As reported by The Defiant, an unsuspecting user lost $69 million in WBTC by sending funds to an address associated with an address pollution attack.
Web3 cybersecurity firm Certik alerted the malicious transaction early Friday morning. According to Certik's X account, the attacker pretended to transfer 0.05 ETH (about $150), causing the victim to send funds to the wrong address.
Address pollution occurs when an attacker sends junk transactions to an address to confuse unwary users. Instead of sending funds to a legitimate wallet address, the user will copy the fraudulent address, which usually starts and ends with the same six digits.
Hackers can learn the addresses associated with users’ exchange accounts through regular payments and other transaction flows.
Anonymous Officer, who worked as a threat researcher at Web3 cybersecurity firm ImmuneFi, said these types of attacks are very common, but usually have a low success rate.
According to Etherscan data, after the attack, the attackers moved the funds across eight different transactions. According to Officer, many users are lazy in their operations in the cryptocurrency field.
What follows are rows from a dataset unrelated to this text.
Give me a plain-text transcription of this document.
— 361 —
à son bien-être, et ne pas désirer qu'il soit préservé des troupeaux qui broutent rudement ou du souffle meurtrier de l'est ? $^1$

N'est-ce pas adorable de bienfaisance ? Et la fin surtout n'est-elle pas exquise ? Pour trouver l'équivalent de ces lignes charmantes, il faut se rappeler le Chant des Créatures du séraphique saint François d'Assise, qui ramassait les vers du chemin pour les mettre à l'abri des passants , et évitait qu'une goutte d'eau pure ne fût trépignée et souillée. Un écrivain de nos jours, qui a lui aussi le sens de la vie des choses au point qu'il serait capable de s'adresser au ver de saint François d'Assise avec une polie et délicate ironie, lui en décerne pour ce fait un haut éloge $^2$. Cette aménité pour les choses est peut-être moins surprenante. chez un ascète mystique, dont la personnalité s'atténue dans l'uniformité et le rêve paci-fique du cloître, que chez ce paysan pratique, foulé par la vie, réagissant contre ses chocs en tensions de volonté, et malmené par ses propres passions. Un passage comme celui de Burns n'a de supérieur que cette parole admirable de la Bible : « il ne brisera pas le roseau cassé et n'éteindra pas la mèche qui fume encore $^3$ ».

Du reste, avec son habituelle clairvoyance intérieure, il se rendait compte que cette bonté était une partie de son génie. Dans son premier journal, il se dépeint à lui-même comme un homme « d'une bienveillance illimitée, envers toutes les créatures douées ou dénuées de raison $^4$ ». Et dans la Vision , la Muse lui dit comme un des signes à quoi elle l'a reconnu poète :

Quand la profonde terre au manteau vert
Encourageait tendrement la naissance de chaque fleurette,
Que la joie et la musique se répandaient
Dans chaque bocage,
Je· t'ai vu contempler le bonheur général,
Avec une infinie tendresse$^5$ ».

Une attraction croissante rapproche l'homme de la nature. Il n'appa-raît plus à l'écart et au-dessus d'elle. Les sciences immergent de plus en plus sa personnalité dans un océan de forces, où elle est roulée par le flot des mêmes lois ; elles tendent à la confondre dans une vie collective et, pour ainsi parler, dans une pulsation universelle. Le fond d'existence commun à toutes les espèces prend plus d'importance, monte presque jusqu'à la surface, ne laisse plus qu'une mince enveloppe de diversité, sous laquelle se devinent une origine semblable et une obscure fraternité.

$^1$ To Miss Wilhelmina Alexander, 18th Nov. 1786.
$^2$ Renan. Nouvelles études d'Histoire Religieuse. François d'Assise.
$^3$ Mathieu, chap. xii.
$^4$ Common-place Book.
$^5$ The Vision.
“A lot of people have a bad habit of blindly copying the last address from their transaction history for security reasons,” he said. Hackers take advantage of this behavior by sending small amounts of cryptocurrency from similar addresses.
How to defend against such attacks?
"Don't trust your clipboard, especially considering the existence of malware with almost the same scheme (often targeting the clipboard), check all numbers one by one and add popular addresses to the allow list (if possible)," he warned.
According to a new report from Web3 security firm ImmuneFi, hackers stole $336 million in cryptocurrency in the first quarter of 2024, a 23% drop from the same period last year.